Investors more satisfied with their annual statements, says IFIC

New poll indicates significant improvement on information included, ease of understanding, and how clearly returns are shown

Investors more satisfied with their annual statements, says IFIC

Retail investors’ satisfaction when it comes to their annual statements has increased significantly over the past year, according to the Investment Funds Institute of Canada (IFIC).

In the latest edition of its Canadian Mutual Fund and Exchange-Traded Fund Investor Survey, conducted in partnership with Pollara Strategic Insights, IFIC found investors’ satisfaction with the information in their annual statements rose significantly on a number of indicators, with mutual fund and ETF investors broadly having the same impressions on statements.

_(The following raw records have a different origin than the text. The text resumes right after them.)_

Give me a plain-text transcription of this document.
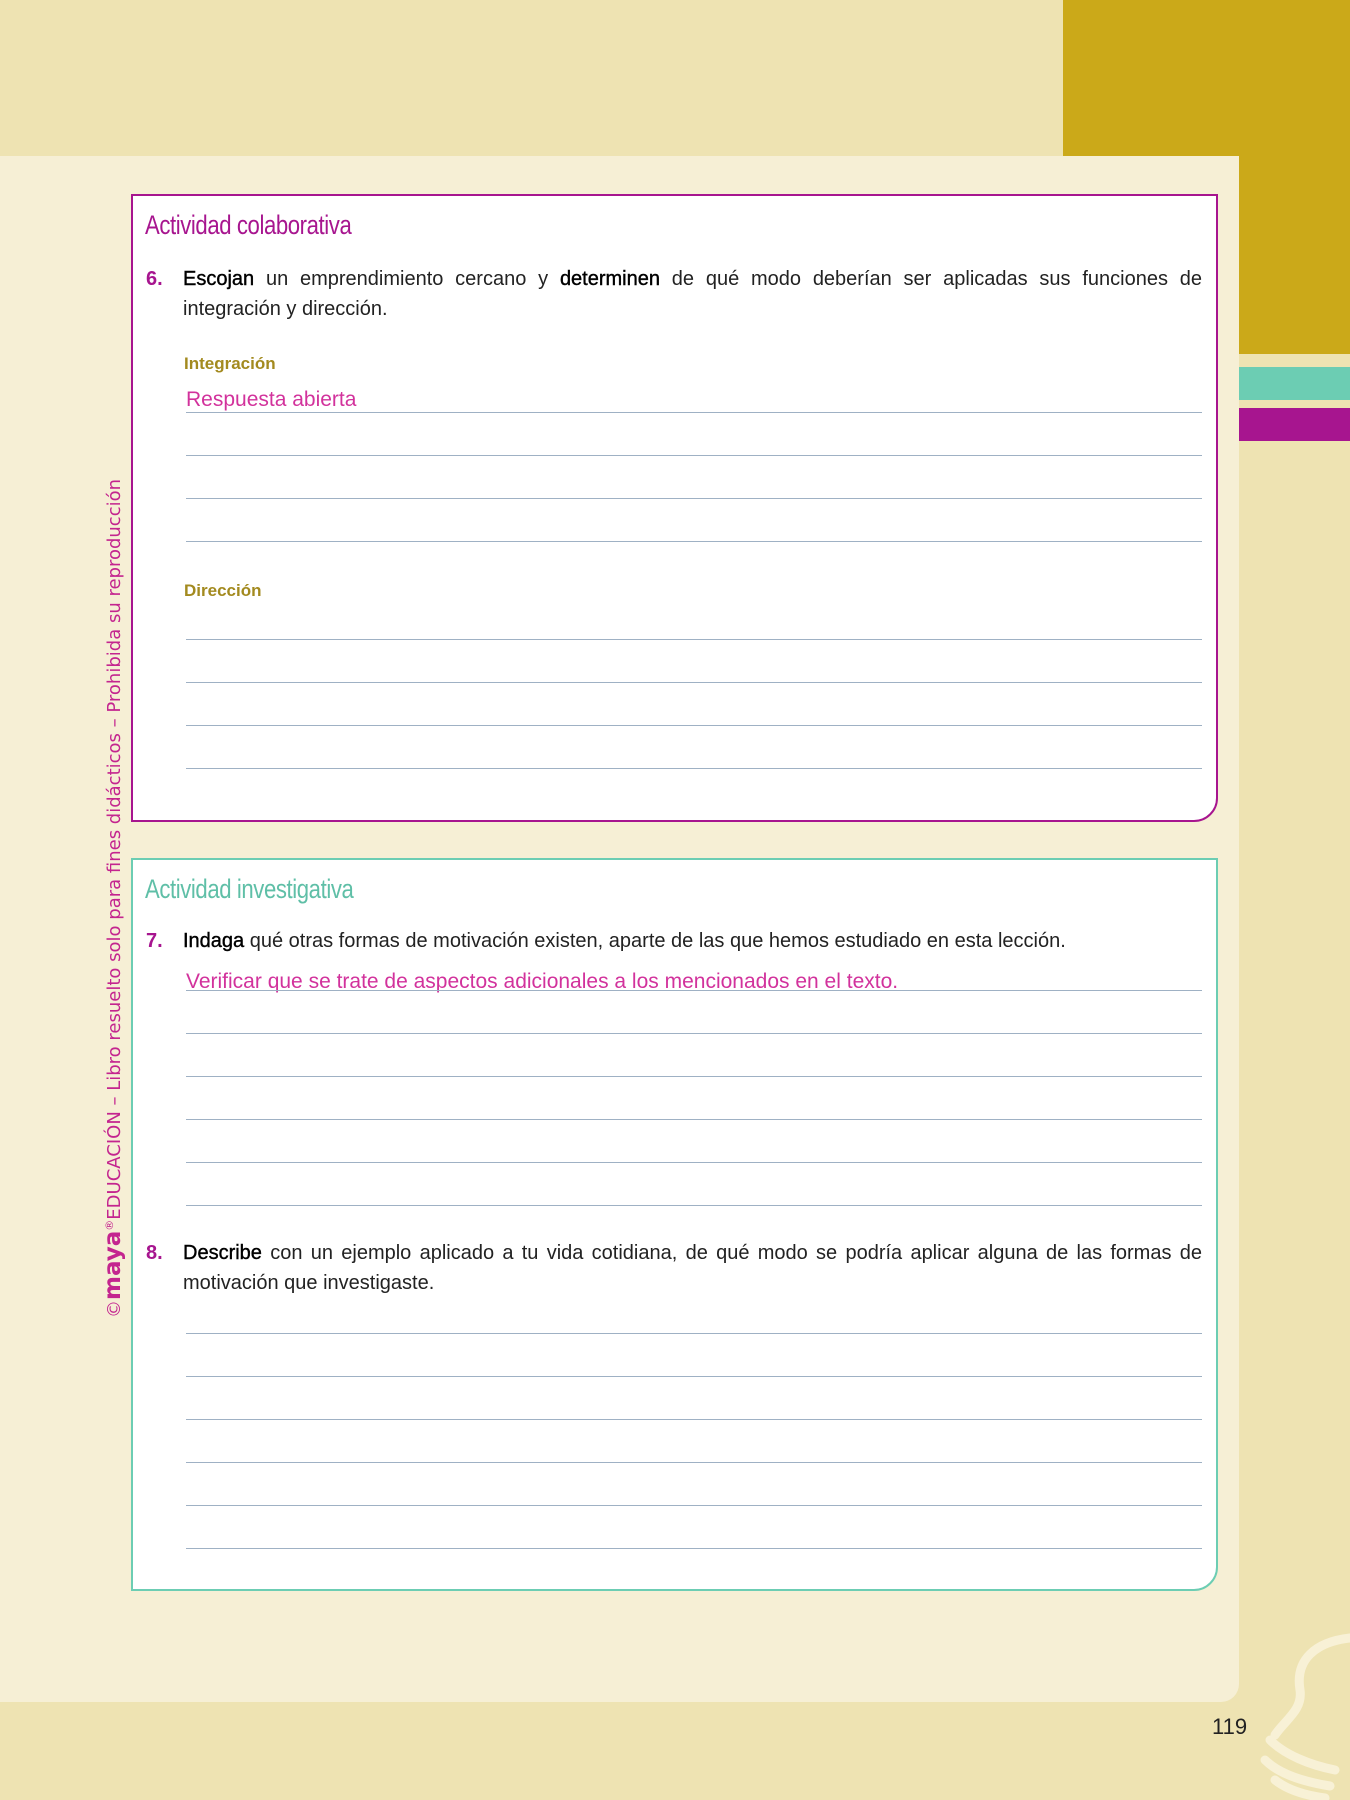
©maya®EDUCACIÓN – Libro resuelto solo para fines didácticos – Prohibida su reproducción
Actividad colaborativa
6. Escojan un emprendimiento cercano y determinen de qué modo deberían ser aplicadas sus funciones de integración y dirección.
Integración
Respuesta abierta
Dirección
Actividad investigativa
7. Indaga qué otras formas de motivación existen, aparte de las que hemos estudiado en esta lección.
Verificar que se trate de aspectos adicionales a los mencionados en el texto.
8. Describe con un ejemplo aplicado a tu vida cotidiana, de qué modo se podría aplicar alguna de las formas de motivación que investigaste.
119
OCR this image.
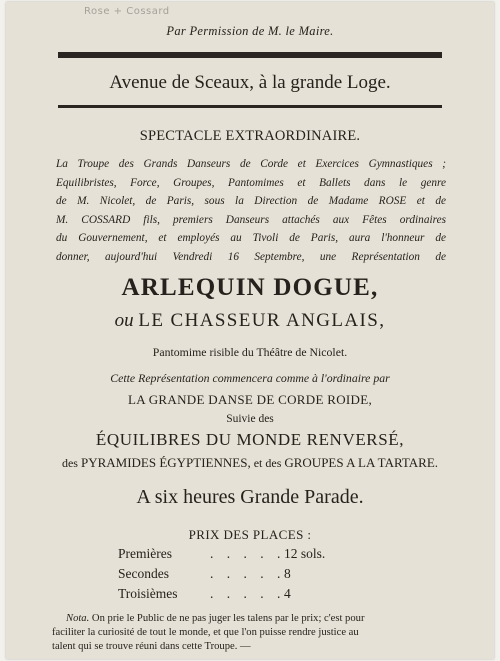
Rose + Cossard
Par Permission de M. le Maire.
Avenue de Sceaux, à la grande Loge.
SPECTACLE EXTRAORDINAIRE.
La Troupe des Grands Danseurs de Corde et Exercices Gymnastiques ;
Equilibristes, Force, Groupes, Pantomimes et Ballets dans le genre
de M. Nicolet, de Paris, sous la Direction de Madame ROSE et de
M. COSSARD fils, premiers Danseurs attachés aux Fêtes ordinaires
du Gouvernement, et employés au Tivoli de Paris, aura l'honneur de
donner, aujourd'hui Vendredi 16 Septembre, une Représentation de
ARLEQUIN DOGUE,
ou LE CHASSEUR ANGLAIS,
Pantomime risible du Théâtre de Nicolet.
Cette Représentation commencera comme à l'ordinaire par
LA GRANDE DANSE DE CORDE ROIDE,
Suivie des
ÉQUILIBRES DU MONDE RENVERSÉ,
des PYRAMIDES ÉGYPTIENNES, et des GROUPES A LA TARTARE.
A six heures Grande Parade.
PRIX DES PLACES :
Premières	. . . . .
12 sols.
Secondes	. . . . .
8
Troisièmes . . . . .
4
Nota. On prie le Public de ne pas juger les talens par le prix; c'est pour
faciliter la curiosité de tout le monde, et que l'on puisse rendre justice au
talent qui se trouve réuni dans cette Troupe. —
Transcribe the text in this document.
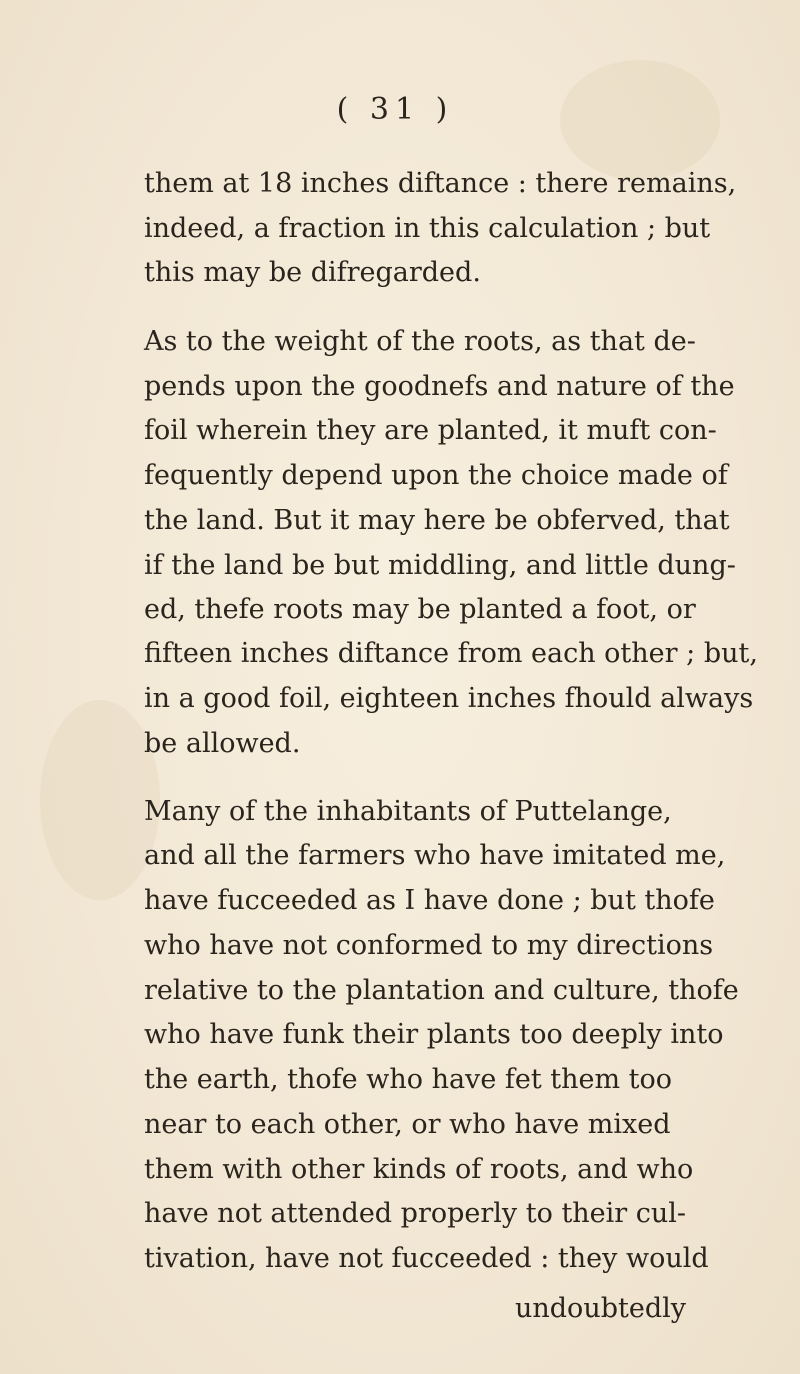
( 31 )
them at 18 inches diftance : there remains,
indeed, a fraction in this calculation ; but
this may be difregarded.
As to the weight of the roots, as that de-
pends upon the goodnefs and nature of the
foil wherein they are planted, it muft con-
fequently depend upon the choice made of
the land. But it may here be obferved, that
if the land be but middling, and little dung-
ed, thefe roots may be planted a foot, or
fifteen inches diftance from each other ; but,
in a good foil, eighteen inches fhould always
be allowed.
Many of the inhabitants of Puttelange,
and all the farmers who have imitated me,
have fucceeded as I have done ; but thofe
who have not conformed to my directions
relative to the plantation and culture, thofe
who have funk their plants too deeply into
the earth, thofe who have fet them too
near to each other, or who have mixed
them with other kinds of roots, and who
have not attended properly to their cul-
tivation, have not fucceeded : they would
undoubtedly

Roughly four fifths of both mutual fund investors (77%) and ETF investors (83%) surveyed recalled receiving statements this year. About six tenths of mutual fund investors (63%) reported reading the statements, compared to 71% of ETF investors.

Mutual fund investors reported being most satisfied with how their statements show information on rates of return (91%), followed by whether they were provided with all the information they need (87%). Just over four fifths (83%) said they were satisfied with the ease of understanding the statement (83%).

Among the criteria for evaluation, clarity of fees paid to the advisor’s or dealer’s firm showed the greatest improvement in satisfaction over the past year. However, it was still the area where mutual investors registered the lowest satisfaction (72%), with 12% rating the statements poorly on that measure.

ETF investors reported increased satisfaction across all indicators. Clarity on fees showed the most significant increase (up 11%), though it was also the area where respondents were least satisfied (68%). ETF investors were most satisfied with how their statements showed information on returns (87%), followed by ease of understanding (83%) and satisfaction with respect to completeness of the information (81%).

ETF investors were also slightly more likely to take action based on information they read in their statements. Just over one quarter (27%) of ETF investors said they’ve made a change due to information within their statements.

“While this is higher than the proportion of mutual fund investors who do the same (22%), it is a slight decline since last year,” the report said. Among ETF investors surveyed last year, roughly a third (34%) said information in their account statements prompted them to take action.